According to sources like the American Psychological Association, 40-50% of all US marriages today end in divorce. Keeping this statistic in mind, it would be advisable to have an understanding of some of the best ways to financially prepare for a separation or divorce.
Find an Attorney
You may feel that retaining an attorney is a pricey venture that you don’t need, especially if your divorce seems mostly amicable. But the truth is, even in notoriously expensive divorce states, you can find a reasonable attorney to make the entire process run smoother and easier. Experienced and affordable divorce lawyers in Chicago, Los Angeles, New York, and other major cities not only exist, but can assist in things like assembling paperwork, filing documents, and corresponding with your estranged spouse.
Collect as Much Information as Possible
It’s not uncommon in a marriage to have one partner assume the responsibility for maintaining the household finances. And while this works well in a partnership, it can make things difficult during a divorce. If you feel that your marriage is nearing its end, gather bank statements, credit card accounts, loan applications, income information, tax bills, mortgage statements or rent receipts, credit reports, W-2s, 1099s, and anything else that has a bearing on your financial health. Keep these records on hand, as they will help you and your attorney.
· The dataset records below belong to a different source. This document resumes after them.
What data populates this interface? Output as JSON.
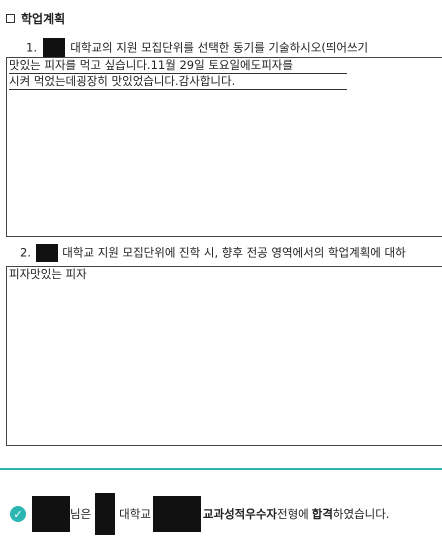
{
  "section": {
    "title": "학업계획"
  },
  "question1": {
    "number": "1.",
    "text": "대학교의 지원 모집단위를 선택한 동기를 기술하시오(띄어쓰기"
  },
  "answer1": {
    "line1": "맛있는 피자를 먹고 싶습니다.11월 29일 토요일에도피자를",
    "line2": "시켜 먹었는데굉장히 맛있었습니다.감사합니다."
  },
  "question2": {
    "number": "2.",
    "text": "대학교 지원 모집단위에 진학 시, 향후 전공 영역에서의 학업계획에 대하"
  },
  "answer2": {
    "line1": "피자맛있는 피자"
  },
  "result": {
    "part1": "님은",
    "part2": "대학교",
    "part3": "교과성적우수자",
    "part4": "전형에",
    "part5": "합격",
    "part6": "하였습니다."
  },
  "colors": {
    "accent": "#2bb6b2"
  }
}
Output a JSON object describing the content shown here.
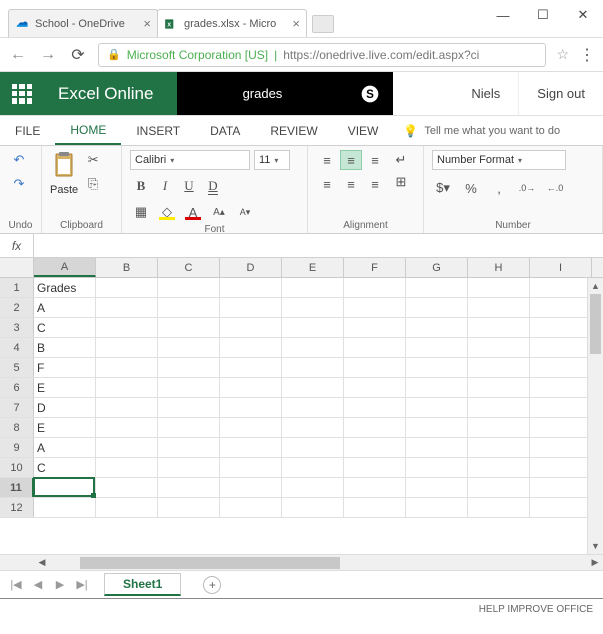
{
  "browser": {
    "tabs": [
      {
        "title": "School - OneDrive",
        "active": false
      },
      {
        "title": "grades.xlsx - Micro",
        "active": true
      }
    ],
    "corp": "Microsoft Corporation [US]",
    "url": "https://onedrive.live.com/edit.aspx?ci"
  },
  "header": {
    "brand": "Excel Online",
    "docname": "grades",
    "user": "Niels",
    "signout": "Sign out"
  },
  "ribbon_tabs": [
    "FILE",
    "HOME",
    "INSERT",
    "DATA",
    "REVIEW",
    "VIEW"
  ],
  "ribbon_active": "HOME",
  "tellme": "Tell me what you want to do",
  "ribbon": {
    "undo_label": "Undo",
    "clipboard_label": "Clipboard",
    "paste_label": "Paste",
    "font_label": "Font",
    "font_name": "Calibri",
    "font_size": "11",
    "alignment_label": "Alignment",
    "number_label": "Number",
    "number_format": "Number Format"
  },
  "fx_label": "fx",
  "formula_value": "",
  "columns": [
    "A",
    "B",
    "C",
    "D",
    "E",
    "F",
    "G",
    "H",
    "I"
  ],
  "selected_col": "A",
  "selected_row": 11,
  "row_count": 12,
  "cells": {
    "A1": "Grades",
    "A2": "A",
    "A3": "C",
    "A4": "B",
    "A5": "F",
    "A6": "E",
    "A7": "D",
    "A8": "E",
    "A9": "A",
    "A10": "C"
  },
  "sheet": {
    "name": "Sheet1"
  },
  "status": "HELP IMPROVE OFFICE",
  "chart_data": {
    "type": "table",
    "title": "Grades",
    "columns": [
      "Grades"
    ],
    "rows": [
      [
        "A"
      ],
      [
        "C"
      ],
      [
        "B"
      ],
      [
        "F"
      ],
      [
        "E"
      ],
      [
        "D"
      ],
      [
        "E"
      ],
      [
        "A"
      ],
      [
        "C"
      ]
    ]
  }
}
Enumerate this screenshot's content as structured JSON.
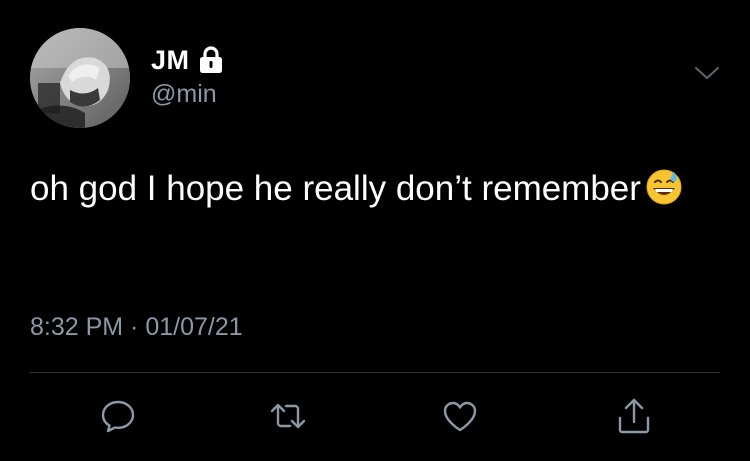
{
  "user": {
    "display_name": "JM",
    "handle": "@min",
    "protected_icon": "lock-icon",
    "avatar": "avatar"
  },
  "tweet": {
    "text": "oh god I hope he really don’t remember",
    "emoji": "grinning-face-with-sweat-emoji",
    "timestamp": "8:32 PM · 01/07/21"
  },
  "menu": {
    "icon": "chevron-down-icon"
  },
  "actions": [
    {
      "icon": "reply-icon"
    },
    {
      "icon": "retweet-icon"
    },
    {
      "icon": "like-icon"
    },
    {
      "icon": "share-icon"
    }
  ],
  "colors": {
    "background": "#000000",
    "text": "#ffffff",
    "secondary": "#8b98a5",
    "divider": "#2f3336"
  }
}
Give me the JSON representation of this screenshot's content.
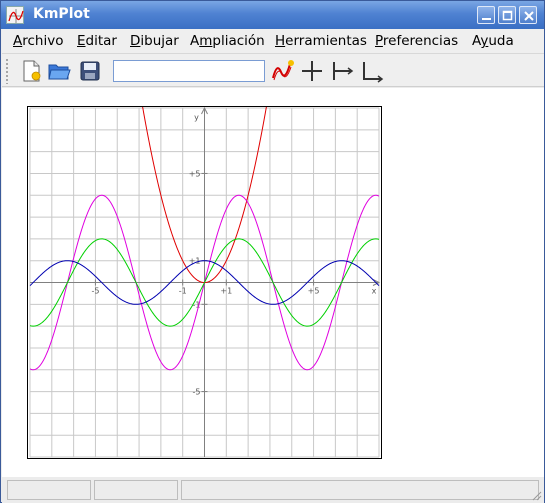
{
  "window": {
    "title": "KmPlot"
  },
  "menu": [
    {
      "label": "Archivo",
      "accel": "A",
      "rest": "rchivo"
    },
    {
      "label": "Editar",
      "accel": "E",
      "rest": "ditar"
    },
    {
      "label": "Dibujar",
      "accel": "D",
      "rest": "ibujar"
    },
    {
      "label": "Ampliación",
      "accel": "",
      "pre": "A",
      "mid": "m",
      "rest": "pliación"
    },
    {
      "label": "Herramientas",
      "accel": "H",
      "rest": "erramientas"
    },
    {
      "label": "Preferencias",
      "accel": "P",
      "rest": "referencias"
    },
    {
      "label": "Ayuda",
      "accel": "",
      "pre": "A",
      "mid": "y",
      "rest": "uda"
    }
  ],
  "toolbar": {
    "function_input_value": "",
    "icons": [
      "new-document-icon",
      "open-folder-icon",
      "save-disk-icon",
      "new-function-icon",
      "axes-center-icon",
      "axes-left-icon",
      "axes-corner-icon"
    ]
  },
  "plot": {
    "xlim": [
      -8,
      8
    ],
    "ylim": [
      -8,
      8
    ],
    "grid": true,
    "x_tick_labels": [
      "-5",
      "-1",
      "+1",
      "+5"
    ],
    "y_tick_labels": [
      "+5",
      "+1",
      "-1",
      "-5"
    ],
    "x_axis_label": "x",
    "y_axis_label": "y",
    "functions": [
      {
        "expr": "x^2",
        "color": "#e00000"
      },
      {
        "expr": "4sin(x)",
        "color": "#e000e0"
      },
      {
        "expr": "2sin(x)",
        "color": "#00d000"
      },
      {
        "expr": "cos(x)",
        "color": "#0000b0"
      }
    ]
  },
  "colors": {
    "titlebar": "#4f82d2",
    "grid": "#c8c8c8",
    "axes": "#808080"
  },
  "statusbar": {
    "cells": [
      "",
      "",
      ""
    ]
  }
}
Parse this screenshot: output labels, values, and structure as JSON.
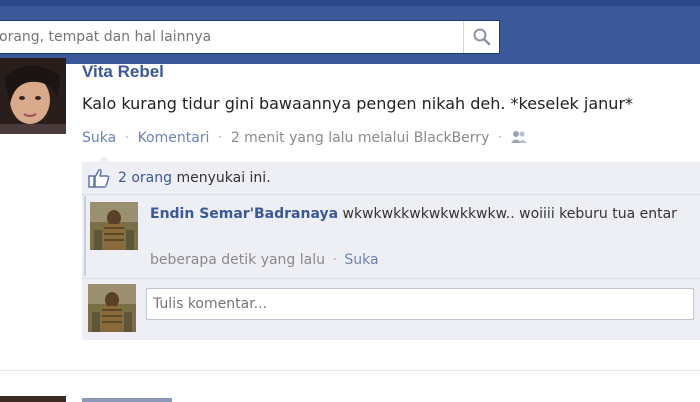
{
  "search": {
    "placeholder": "orang, tempat dan hal lainnya"
  },
  "post": {
    "author": "Vita Rebel",
    "text": "Kalo kurang tidur gini bawaannya pengen nikah deh. *keselek janur*",
    "actions": {
      "like": "Suka",
      "comment": "Komentari",
      "time": "2 menit yang lalu melalui BlackBerry"
    }
  },
  "likes": {
    "count": "2 orang",
    "suffix": " menyukai ini."
  },
  "comment": {
    "author": "Endin Semar'Badranaya",
    "text": "wkwkwkkwkwkwkkwkw.. woiiii keburu tua entar",
    "time": "beberapa detik yang lalu",
    "like": "Suka"
  },
  "reply": {
    "placeholder": "Tulis komentar..."
  },
  "colors": {
    "header": "#3b5998",
    "link": "#3b5998",
    "ufi_bg": "#edeff4"
  }
}
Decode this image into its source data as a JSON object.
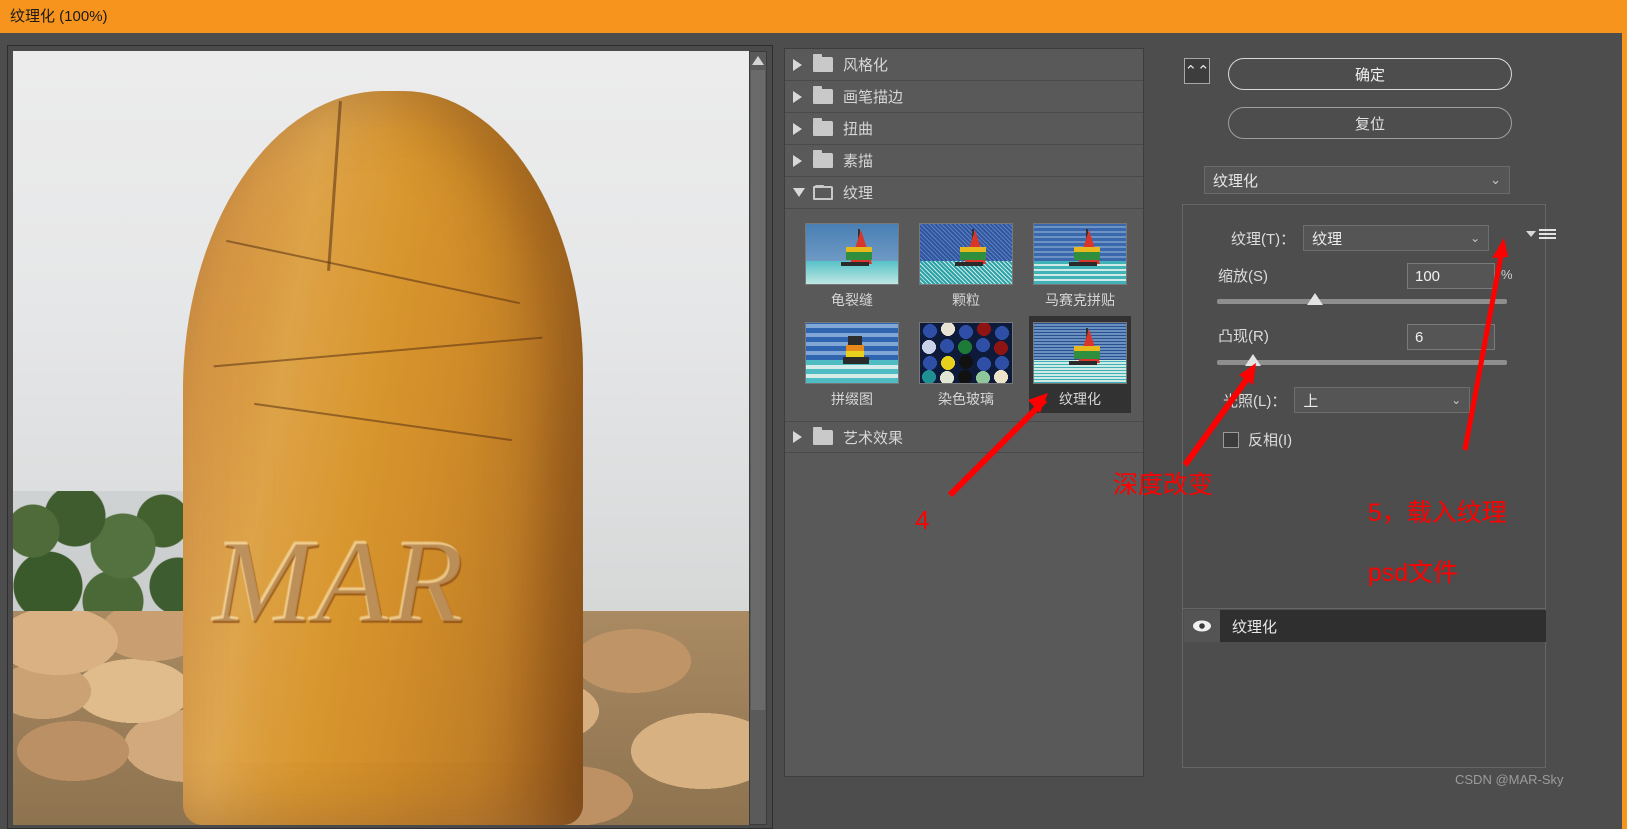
{
  "window": {
    "title": "纹理化 (100%)",
    "titlebar_color": "#f7941d"
  },
  "preview": {
    "stone_engraving": "MAR",
    "scroll_up_icon": "triangle-up-icon"
  },
  "gallery": {
    "categories": [
      {
        "label": "风格化",
        "expanded": false
      },
      {
        "label": "画笔描边",
        "expanded": false
      },
      {
        "label": "扭曲",
        "expanded": false
      },
      {
        "label": "素描",
        "expanded": false
      },
      {
        "label": "纹理",
        "expanded": true
      },
      {
        "label": "艺术效果",
        "expanded": false
      }
    ],
    "thumbnails": [
      {
        "label": "龟裂缝",
        "selected": false
      },
      {
        "label": "颗粒",
        "selected": false
      },
      {
        "label": "马赛克拼贴",
        "selected": false
      },
      {
        "label": "拼缀图",
        "selected": false
      },
      {
        "label": "染色玻璃",
        "selected": false
      },
      {
        "label": "纹理化",
        "selected": true
      }
    ]
  },
  "options": {
    "collapse_icon": "chevron-double-up-icon",
    "ok_label": "确定",
    "reset_label": "复位",
    "filter_name": "纹理化",
    "texture": {
      "label": "纹理(T)：",
      "value": "纹理",
      "menu_icon": "hamburger-menu-icon"
    },
    "scale": {
      "label": "缩放(S)",
      "value": "100",
      "unit": "%"
    },
    "relief": {
      "label": "凸现(R)",
      "value": "6"
    },
    "light": {
      "label": "光照(L)：",
      "value": "上"
    },
    "invert": {
      "label": "反相(I)",
      "checked": false
    }
  },
  "layers": {
    "eye_icon": "eye-icon",
    "items": [
      {
        "name": "纹理化"
      }
    ]
  },
  "annotations": {
    "color": "#ff0000",
    "marker_4": "4",
    "depth_change": "深度改变",
    "load_texture_line1": "5，载入纹理",
    "load_texture_line2": "psd文件"
  },
  "watermark": "CSDN @MAR-Sky"
}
If Possible, Save Some Money
You know that you are about to embark on the divorce process. What you don’t know is how all of this will affect your financial future. Aside from the costs of a divorce itself–which can be quite costly–you might end up facing child support or alimony payments. And some attorneys won’t work without a retainer. You’ll also want to have some extra cash on hand for living expenses in case your bank accounts are tied up. If at all possible, save up some extra cash in the months or weeks leading up to your divorce.